File for Record by Phoebe Atwood Taylorpublished 1943
[Suzanne Quarl has taken a job delivering heating oil to households, to help out in wartime]
Leonidas said: …’Tell me just one more thing – er- why -er why did you – er- choose to wear a mink coat on such a job?’
‘Why,’ Suzanne said simply, ‘I have just two decent cloth coats to my name, and they’ve got to do for the duration. You can’t get wool, you know. Only three per cent mouse fur, six per cent rat hair, nine per cent old pasteboard, and the rest milk. I’m certainly not going to wear out my good cloth coats messing around in the oil business!’
‘I see. Er – just using up the old mink. Er -m’yes.’ Leonidas could see the twinkle in Meiklejohn’s eyes. ‘M’yes. Very thrifty and prudent of you, I’m sure. Dear me, yes!’
commentary: Last week I covered the first of Taylor’s Asey Mayo books, The Cape Cod Mystery. She wrote a second series as Alice Tilton, featuring investigator Leonidas Witherall. He looks like William Shakespeare, lives in Boston, and solves crimes.
This book had a rather splendid WW2 setting – plenty of detail of rationing and (to my surprise) blackouts. I had no idea there was a fear of enemy bombing on the East Coast – and was very interested to find this reminiscence from Barbara Yeoman, a resident of Cambridge Massachusetts, online:
There were blackouts in preparation for possible enemy bombing attacks. I feared planes bombing our homes but learned later that blackouts were also needed so that city lights would not silhouette our ships in the harbor for the prowling U-boats. No lights were allowed, not even the tiny radio dial light. Blackout curtains were in every window. Air raid wardens patrolled the streets with their white helmets and arm bands. When the Air Raid sirens screeched warnings, the wardens would tell everyone to get off the streets and go into their homes. A cheer would go up when the ``all clear'' sounded.This is very much what is described in the book (although there is something suspicious about this particular event…) and there is also a lot of detail of rationing and shortages. Much of the action centres on two Victory Swaps, social events where locals swap goods they have for what they need. One of the main characters has made a Lady Baltimore cake for swapping: luckily for you readers, I know more about this obscure and half-forgotten bakery item than seems feasible. I even read a lost book about the cake – a full rundown can be found in a blogpost here.

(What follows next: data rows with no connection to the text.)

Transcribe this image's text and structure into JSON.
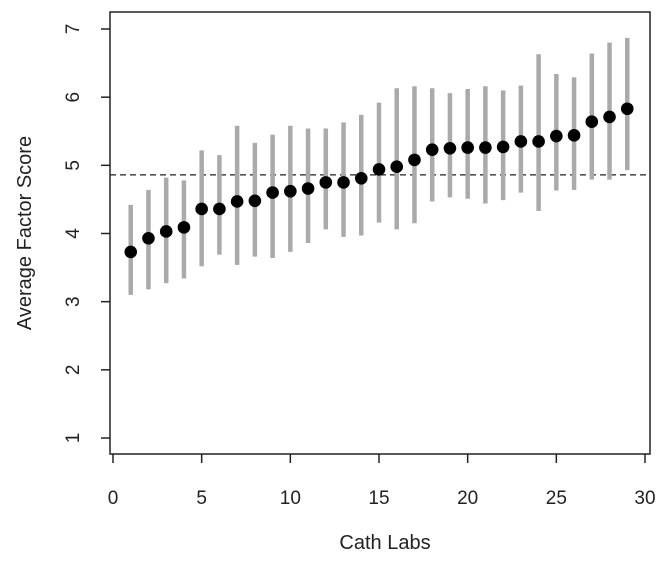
{
  "chart_data": {
    "type": "scatter",
    "title": "",
    "xlabel": "Cath Labs",
    "ylabel": "Average Factor Score",
    "xlim": [
      0,
      30
    ],
    "ylim": [
      0.8,
      7.2
    ],
    "xticks": [
      0,
      5,
      10,
      15,
      20,
      25,
      30
    ],
    "yticks": [
      1,
      2,
      3,
      4,
      5,
      6,
      7
    ],
    "xtick_labels": [
      "0",
      "5",
      "10",
      "15",
      "20",
      "25",
      "30"
    ],
    "ytick_labels": [
      "1",
      "2",
      "3",
      "4",
      "5",
      "6",
      "7"
    ],
    "reference_line": {
      "y": 4.86,
      "style": "dashed"
    },
    "grid": false,
    "legend": "none",
    "colors": {
      "point": "#000000",
      "interval": "#aaaaaa",
      "axis": "#222222",
      "reference_line": "#222222"
    },
    "points": [
      {
        "x": 1,
        "y": 3.73,
        "lower": 3.1,
        "upper": 4.42
      },
      {
        "x": 2,
        "y": 3.93,
        "lower": 3.18,
        "upper": 4.64
      },
      {
        "x": 3,
        "y": 4.03,
        "lower": 3.27,
        "upper": 4.82
      },
      {
        "x": 4,
        "y": 4.09,
        "lower": 3.34,
        "upper": 4.78
      },
      {
        "x": 5,
        "y": 4.36,
        "lower": 3.52,
        "upper": 5.22
      },
      {
        "x": 6,
        "y": 4.36,
        "lower": 3.69,
        "upper": 5.15
      },
      {
        "x": 7,
        "y": 4.47,
        "lower": 3.54,
        "upper": 5.58
      },
      {
        "x": 8,
        "y": 4.48,
        "lower": 3.66,
        "upper": 5.33
      },
      {
        "x": 9,
        "y": 4.6,
        "lower": 3.64,
        "upper": 5.45
      },
      {
        "x": 10,
        "y": 4.62,
        "lower": 3.73,
        "upper": 5.58
      },
      {
        "x": 11,
        "y": 4.66,
        "lower": 3.86,
        "upper": 5.54
      },
      {
        "x": 12,
        "y": 4.75,
        "lower": 4.06,
        "upper": 5.54
      },
      {
        "x": 13,
        "y": 4.75,
        "lower": 3.95,
        "upper": 5.63
      },
      {
        "x": 14,
        "y": 4.81,
        "lower": 3.97,
        "upper": 5.74
      },
      {
        "x": 15,
        "y": 4.94,
        "lower": 4.16,
        "upper": 5.92
      },
      {
        "x": 16,
        "y": 4.98,
        "lower": 4.06,
        "upper": 6.13
      },
      {
        "x": 17,
        "y": 5.08,
        "lower": 4.15,
        "upper": 6.16
      },
      {
        "x": 18,
        "y": 5.23,
        "lower": 4.47,
        "upper": 6.13
      },
      {
        "x": 19,
        "y": 5.25,
        "lower": 4.53,
        "upper": 6.06
      },
      {
        "x": 20,
        "y": 5.26,
        "lower": 4.51,
        "upper": 6.12
      },
      {
        "x": 21,
        "y": 5.26,
        "lower": 4.44,
        "upper": 6.16
      },
      {
        "x": 22,
        "y": 5.27,
        "lower": 4.49,
        "upper": 6.1
      },
      {
        "x": 23,
        "y": 5.35,
        "lower": 4.6,
        "upper": 6.17
      },
      {
        "x": 24,
        "y": 5.35,
        "lower": 4.33,
        "upper": 6.63
      },
      {
        "x": 25,
        "y": 5.43,
        "lower": 4.63,
        "upper": 6.34
      },
      {
        "x": 26,
        "y": 5.44,
        "lower": 4.64,
        "upper": 6.29
      },
      {
        "x": 27,
        "y": 5.64,
        "lower": 4.79,
        "upper": 6.64
      },
      {
        "x": 28,
        "y": 5.71,
        "lower": 4.79,
        "upper": 6.8
      },
      {
        "x": 29,
        "y": 5.83,
        "lower": 4.93,
        "upper": 6.87
      }
    ]
  }
}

[ADDED LATER: and have realized that the reason I had this book on my shelves was because my good friend Noah Stewart recommended it for its Lady Baltimore content....]

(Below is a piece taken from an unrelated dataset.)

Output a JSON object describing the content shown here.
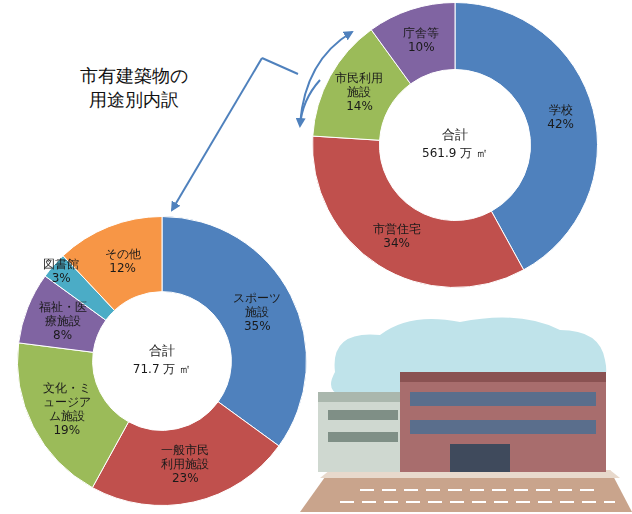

And – yet another favoured Clothes in Books feature – we have a department store, and a stocking sale. As in the Colm Toibin novel Brooklyn, as in Elizabeth Smart’s By Grand Central Station, as in an authoritative look at stockings in literature that I did for the Guardian here.
And there are mink coats everywhere on the blog – I just used a picture for James Bond on Friday. I loved the very reasonable explanation above as to why Suzanne was wearing a mink coat in the oil delivery truck – and, it reminded me of the non-fiction Merchant of Prato where we found out that your furs were not your expensive clothes in 14th & 15th Century Italy.

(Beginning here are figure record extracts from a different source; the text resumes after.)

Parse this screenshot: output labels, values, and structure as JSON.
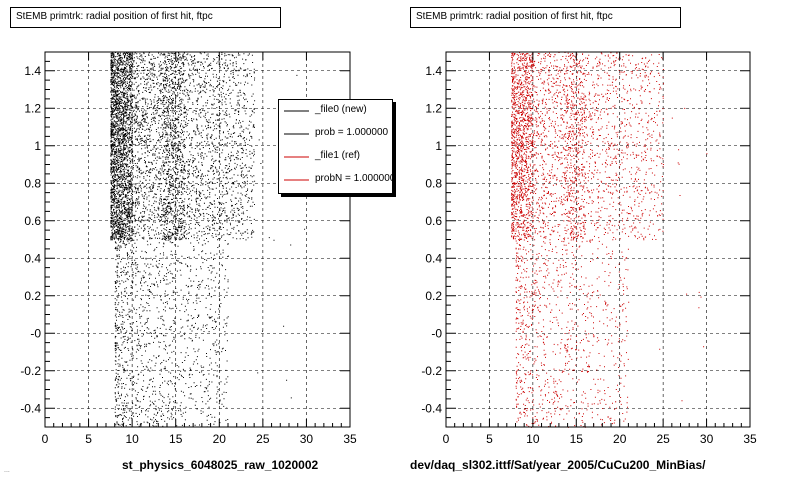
{
  "left_panel": {
    "title": "StEMB primtrk: radial position of first hit, ftpc",
    "xlabel": "st_physics_6048025_raw_1020002",
    "legend": [
      {
        "label": "_file0 (new)",
        "color": "#000000"
      },
      {
        "label": "prob = 1.000000",
        "color": "#000000"
      },
      {
        "label": "_file1 (ref)",
        "color": "#cc0000"
      },
      {
        "label": "probN = 1.000000",
        "color": "#cc0000"
      }
    ]
  },
  "right_panel": {
    "title": "StEMB primtrk: radial position of first hit, ftpc",
    "xlabel": "dev/daq_sl302.ittf/Sat/year_2005/CuCu200_MinBias/"
  },
  "footer_stamp": "...",
  "chart_data": [
    {
      "type": "scatter",
      "title": "StEMB primtrk: radial position of first hit, ftpc",
      "xlabel": "st_physics_6048025_raw_1020002",
      "ylabel": "",
      "xlim": [
        0,
        35
      ],
      "ylim": [
        -0.5,
        1.5
      ],
      "xticks": [
        0,
        5,
        10,
        15,
        20,
        25,
        30,
        35
      ],
      "yticks": [
        "-0.4",
        "-0.2",
        "-0",
        "0.2",
        "0.4",
        "0.6",
        "0.8",
        "1",
        "1.2",
        "1.4"
      ],
      "grid": true,
      "marker_color": "#000000",
      "density_bands": [
        {
          "x": [
            7.5,
            24
          ],
          "y": [
            0.5,
            1.5
          ],
          "weight": 0.55
        },
        {
          "x": [
            7.5,
            10
          ],
          "y": [
            0.5,
            1.5
          ],
          "weight": 0.18
        },
        {
          "x": [
            13.5,
            16
          ],
          "y": [
            0.5,
            1.5
          ],
          "weight": 0.08
        },
        {
          "x": [
            8,
            21
          ],
          "y": [
            -0.5,
            0.5
          ],
          "weight": 0.19
        }
      ],
      "legend": "top-right"
    },
    {
      "type": "scatter",
      "title": "StEMB primtrk: radial position of first hit, ftpc",
      "xlabel": "dev/daq_sl302.ittf/Sat/year_2005/CuCu200_MinBias/",
      "ylabel": "",
      "xlim": [
        0,
        35
      ],
      "ylim": [
        -0.5,
        1.5
      ],
      "xticks": [
        0,
        5,
        10,
        15,
        20,
        25,
        30,
        35
      ],
      "yticks": [
        "-0.4",
        "-0.2",
        "-0",
        "0.2",
        "0.4",
        "0.6",
        "0.8",
        "1",
        "1.2",
        "1.4"
      ],
      "grid": true,
      "marker_color": "#cc0000",
      "density_bands": [
        {
          "x": [
            7.5,
            25
          ],
          "y": [
            0.5,
            1.5
          ],
          "weight": 0.55
        },
        {
          "x": [
            7.5,
            10
          ],
          "y": [
            0.5,
            1.5
          ],
          "weight": 0.15
        },
        {
          "x": [
            13.5,
            16
          ],
          "y": [
            0.5,
            1.5
          ],
          "weight": 0.08
        },
        {
          "x": [
            8,
            21
          ],
          "y": [
            -0.5,
            0.5
          ],
          "weight": 0.22
        }
      ]
    }
  ]
}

Beyond all that – from what I can gather, this was a typical example of the Leonidas books: full of comic mishaps, strange goings-ons. A collection of eccentric people finding clues, losing each other, getting knocked out, trying to solve a mystery.
The Wikipedia description of the series seemed to sum it up well:
[In each book] Witherall is confronted with a corpse under unusual ….circumstances, requiring him to enlist a motley crew of assistants, use disguise and impersonation to escape discovery, and engage in at least one scavenger-hunt-like chase before solving the crime. Once in every novel, Witherall references the radio program's constant repetition of "Cannae"—an ancient battle….This mention of Cannae means that Witherall is about to marshal his assistants as part of a clever scheme to deliver the murderer to justice.I thought the book was amusing and entertaining, but too long, just too many characters and new incidents. I might read another one, but only after a gap. But I did very much enjoy the WW2 homefront setting and details.
Mink picture from the invaluable Kristine’s photostream.